The FPS that gives you an instagib chainsaw leg just keeps getting better
Over-the-top retro shooter Turbo Overkill’s second act adopted a “more is more” approach to following up its fantastic first impression—new movement tech like a snappy grappling hook, more enemies, fresh upgrades, and new weapons filling out the number row all the way to the zero key. I initially wasn’t sure how developer Trigger Happy could keep building on that in the game’s third and final episode, but a two-level preview has me confident that they’ll stick the landing.
In the wide world of throwback FPSes, Turbo Overkill isn’t actually throwing it back too far. Though its creators have roots in the Doom modding scene, Turbo Overkill feels like a successor to Doom Eternal in a similar way to New Blood’s Ultrakill. Its high-flying combat is bolstered by a bevy of movement options, with the star of the show being a tacticool FPS crouch slide you can drop into at any time with Ctrl—oh, and protagonist Johnny Turbo’s chainsaw leg will launch you at Mach speed and instagib everything in front of you. It feels phenomenal, and always leaves the control key my main way of interacting with this world.
Episode 3: Part 1’s preview didn’t surprise me with any new mechanics like Episode 2’s smorgasbord of new toys, but it’s shaping up to be a nice final exam for everything we’ve learned—a protracted final level where every one of these mechanics is in play at all times. I found a marked, but not overwhelming increase in difficulty, and I was using every one of these weapons to its fullest. I was getting into a groove of selecting the weapons on keys seven, eight, and nine by muscle memory, I never do that in an FPS! In other games it’s always more of a deliberate “oh bother, which button is the Thagomizer Multi-Plas Uber Launcher again?”

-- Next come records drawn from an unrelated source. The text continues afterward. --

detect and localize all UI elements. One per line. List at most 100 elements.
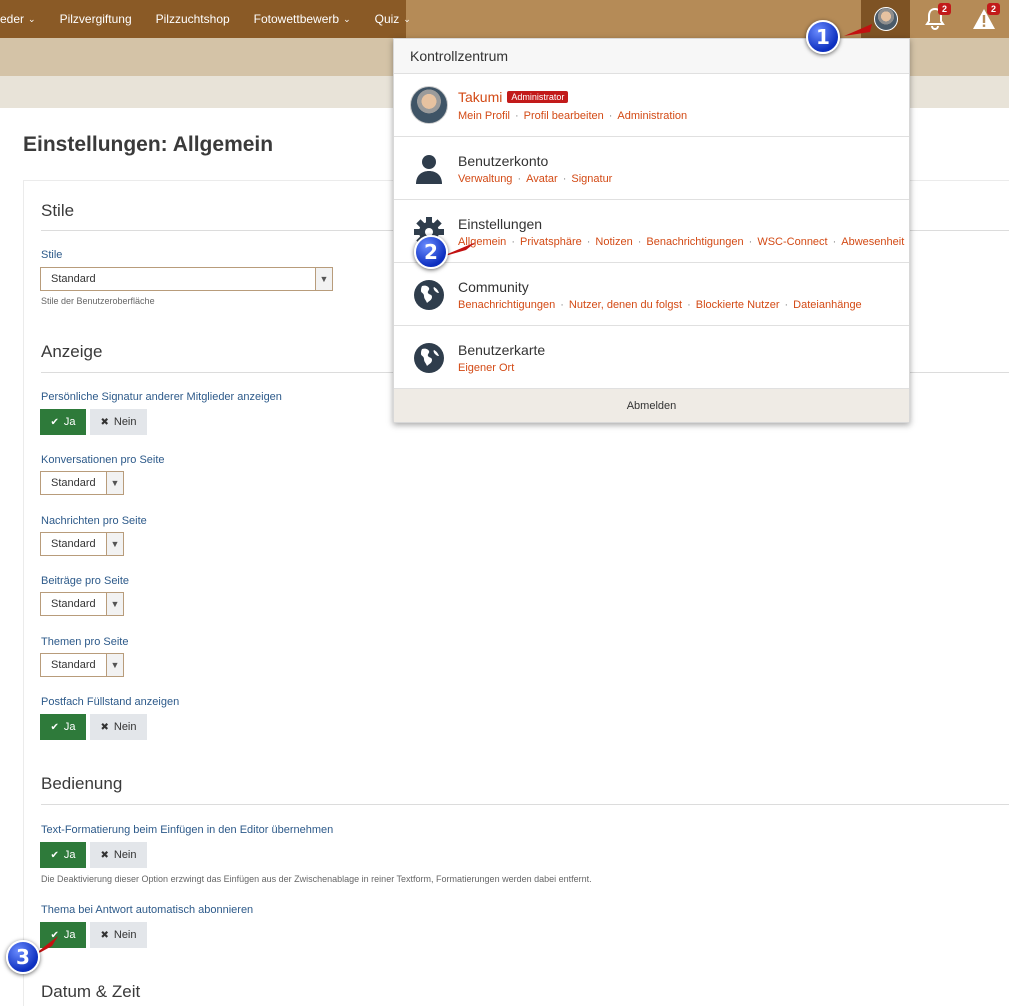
section-title-stile: Stile — [41, 201, 75, 220]
section-title-anzeige: Anzeige — [41, 342, 103, 361]
link-community-benachrichtigungen[interactable]: Benachrichtigungen — [458, 299, 555, 311]
close-icon: ✖ — [100, 929, 109, 941]
top-navigation: eder ⌄ Pilzvergiftung Pilzzuchtshop Fotow… — [0, 0, 1009, 38]
field-label-signatur: Persönliche Signatur anderer Mitglieder … — [41, 391, 282, 403]
link-allgemein[interactable]: Allgemein — [458, 236, 506, 248]
close-icon: ✖ — [100, 721, 109, 733]
textformat-no-button[interactable]: ✖ Nein — [90, 842, 147, 868]
dropdown-konto-row: Benutzerkonto Verwaltung · Avatar · Signatur — [394, 137, 909, 200]
link-abwesenheit[interactable]: Abwesenheit — [841, 236, 904, 248]
annotation-marker-1: 1 — [806, 20, 840, 54]
community-title: Community — [458, 279, 529, 295]
field-label-textformat: Text-Formatierung beim Einfügen in den E… — [41, 824, 334, 836]
nav-item-pilzzuchtshop[interactable]: Pilzzuchtshop — [144, 0, 242, 38]
beitraege-select[interactable]: Standard ▼ — [40, 592, 124, 616]
divider — [41, 804, 1009, 805]
konto-links: Verwaltung · Avatar · Signatur — [458, 173, 613, 185]
check-icon: ✔ — [50, 721, 59, 733]
chevron-down-icon: ▼ — [315, 268, 332, 290]
check-icon: ✔ — [50, 929, 59, 941]
close-icon: ✖ — [100, 416, 109, 428]
postfach-no-button[interactable]: ✖ Nein — [90, 714, 147, 740]
dropdown-karte-row: Benutzerkarte Eigener Ort — [394, 326, 909, 389]
field-label-themen: Themen pro Seite — [41, 636, 129, 648]
user-row-title: Takumi Administrator — [458, 89, 569, 105]
chevron-down-icon: ▼ — [106, 593, 123, 615]
user-name-link[interactable]: Takumi — [458, 89, 502, 105]
konto-title: Benutzerkonto — [458, 153, 549, 169]
link-wsc-connect[interactable]: WSC-Connect — [757, 236, 827, 248]
chevron-down-icon: ▼ — [106, 472, 123, 494]
signatur-no-button[interactable]: ✖ Nein — [90, 409, 147, 435]
link-eigener-ort[interactable]: Eigener Ort — [458, 362, 514, 374]
einstellungen-title: Einstellungen — [458, 216, 543, 232]
field-label-abonnieren: Thema bei Antwort automatisch abonnieren — [41, 904, 254, 916]
avatar — [873, 7, 898, 31]
link-blockierte-nutzer[interactable]: Blockierte Nutzer — [696, 299, 780, 311]
user-links: Mein Profil · Profil bearbeiten · Administra… — [458, 110, 688, 122]
field-label-konversationen: Konversationen pro Seite — [41, 454, 165, 466]
field-label-postfach: Postfach Füllstand anzeigen — [41, 696, 180, 708]
abonnieren-yes-button[interactable]: ✔ Ja — [40, 922, 86, 948]
community-links: Benachrichtigungen · Nutzer, denen du folg… — [458, 299, 862, 311]
annotation-marker-2: 2 — [414, 235, 448, 269]
section-title-bedienung: Bedienung — [41, 774, 123, 793]
user-menu-button[interactable] — [861, 0, 910, 38]
field-label-beitraege: Beiträge pro Seite — [41, 575, 130, 587]
notifications-button[interactable]: 2 — [910, 0, 959, 38]
textformat-yes-button[interactable]: ✔ Ja — [40, 842, 86, 868]
nachrichten-select[interactable]: Standard ▼ — [40, 532, 124, 556]
link-verwaltung[interactable]: Verwaltung — [458, 173, 512, 185]
karte-title: Benutzerkarte — [458, 342, 546, 358]
link-signatur[interactable]: Signatur — [571, 173, 612, 185]
link-profil-bearbeiten[interactable]: Profil bearbeiten — [524, 110, 604, 122]
chevron-down-icon: ▼ — [106, 533, 123, 555]
field-label-nachrichten: Nachrichten pro Seite — [41, 515, 147, 527]
link-mein-profil[interactable]: Mein Profil — [458, 110, 510, 122]
link-notizen[interactable]: Notizen — [595, 236, 632, 248]
nav-item-fotowettbewerb[interactable]: Fotowettbewerb ⌄ — [242, 0, 363, 38]
avatar[interactable] — [410, 86, 448, 124]
link-avatar[interactable]: Avatar — [526, 173, 558, 185]
nav-item-quiz[interactable]: Quiz ⌄ — [363, 0, 423, 38]
field-description: Die Deaktivierung dieser Option erzwingt… — [41, 874, 592, 884]
style-select[interactable]: Standard ▼ — [40, 267, 333, 291]
dropdown-einstellungen-row: Einstellungen Allgemein · Privatsphäre · Not… — [394, 200, 909, 263]
link-benachrichtigungen[interactable]: Benachrichtigungen — [646, 236, 743, 248]
themen-select[interactable]: Standard ▼ — [40, 653, 124, 677]
link-administration[interactable]: Administration — [617, 110, 687, 122]
field-description: Stile der Benutzeroberfläche — [41, 296, 155, 306]
karte-links: Eigener Ort — [458, 362, 514, 374]
einstellungen-links: Allgemein · Privatsphäre · Notizen · Benachric… — [458, 236, 905, 248]
moderation-alerts-button[interactable]: 2 — [959, 0, 1009, 38]
section-title-datum: Datum & Zeit — [41, 982, 141, 1001]
abonnieren-no-button[interactable]: ✖ Nein — [90, 922, 147, 948]
chevron-down-icon: ⌄ — [343, 13, 351, 24]
field-label-stile: Stile — [41, 249, 63, 261]
check-icon: ✔ — [50, 416, 59, 428]
link-folgst[interactable]: Nutzer, denen du folgst — [569, 299, 682, 311]
main-menu: eder ⌄ Pilzvergiftung Pilzzuchtshop Fotow… — [0, 0, 411, 38]
annotation-marker-3: 3 — [6, 940, 40, 974]
dropdown-user-row: Takumi Administrator Mein Profil · Profil b… — [394, 74, 909, 137]
chevron-down-icon: ⌄ — [28, 13, 36, 24]
link-dateianhaenge[interactable]: Dateianhänge — [793, 299, 862, 311]
signatur-yes-button[interactable]: ✔ Ja — [40, 409, 86, 435]
globe-icon — [414, 280, 444, 310]
nav-item-mitglieder[interactable]: eder ⌄ — [0, 0, 48, 38]
postfach-yes-button[interactable]: ✔ Ja — [40, 714, 86, 740]
close-icon: ✖ — [100, 849, 109, 861]
dropdown-community-row: Community Benachrichtigungen · Nutzer, den… — [394, 263, 909, 326]
check-icon: ✔ — [50, 849, 59, 861]
konversationen-select[interactable]: Standard ▼ — [40, 471, 124, 495]
user-icon — [416, 155, 442, 184]
control-center-dropdown: Kontrollzentrum Takumi Administrator Mein… — [393, 38, 910, 423]
logout-button[interactable]: Abmelden — [394, 389, 909, 422]
page-title: Einstellungen: Allgemein — [23, 133, 274, 156]
chevron-down-icon: ▼ — [106, 654, 123, 676]
alert-count-badge: 2 — [987, 3, 1000, 15]
link-privatsphaere[interactable]: Privatsphäre — [520, 236, 582, 248]
nav-item-pilzvergiftung[interactable]: Pilzvergiftung — [48, 0, 144, 38]
globe-icon — [414, 343, 444, 373]
chevron-down-icon: ⌄ — [403, 13, 411, 24]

The first level of the preview, Scrapyard, is above average for the broader field of FPSes but just par for Turbo Overkill—the fights were great, and the level just twisty and surprising enough. Turbo Overkill trades in overwhelming sci-fi vistas, with most of Episode 1 having a permanent skybox that looked like Ilium from Mass Effect 2, so hanging out in a dump didn’t immediately light my world on fire in the same way.
Still, those fights won me over, with the highlights being a particularly massive arena that hosted a multipart wave battle featuring nearly every enemy type introduced in Turbo Overkill so far, as well as a smaller battle in a more constrained, complicated space. You have to duck and weave around spinning blade traps in this claustrophobic room while limited to only your two different flavors of machine gun—Episode 2 introduced “corruption zones” where your entire arsenal gets locked down save for one or two guns, and I think this is a great way to change up the pace of play. But maybe I was just grateful to not have to stretch my index finger all the way to the seven key for my plasma rifle for a few minutes.
If Scrapyard was just a pretty good level, the second I previewed, Infestation, was a real heater. The best Turbo Overkill levels run long, changing things up multiple times throughout and making you constantly question just how much more level there could be. Infestation starts with some linear shooting and platforming over a massive sci-fi battle set piece in the background before transitioning to a mini collectathon in a semi-open destroyed city.
Next, you hop into your hovercar/AI butler for one of Turbo Overkill’s Descent-style six degrees of freedom sections, descending into the bowels of the city to destroy the Shoggoth-style critter infesting it. The level concludes with a final on-foot section deep underground, complete with a tricky, delightful bastard of a wave battle on the ledges surrounding a bottomless pit. I found it fun and surprising, and I loved how it just kept going. I figured finding all the glowing purple eyeballs in the destroyed, Doom 2 Hell on Earth hell city had me close to the end, but nope, just the halfway point: time for a womb level in the guts of a great leviathan.
Infestation rocks, and this vision of Episode 3-as-final exam—throwing everything at me in a single 30 minute level—represents everything I’ve come to love about Turbo Overkill. Episode 3 has the makings of a killer conclusion for this standout FPS, and you can play its first half right now: Apogee and Trigger Happy have shadow dropped Episode 3: Part 1, and you can grab Turbo Overkill in early access for $20 on Steam and GOG.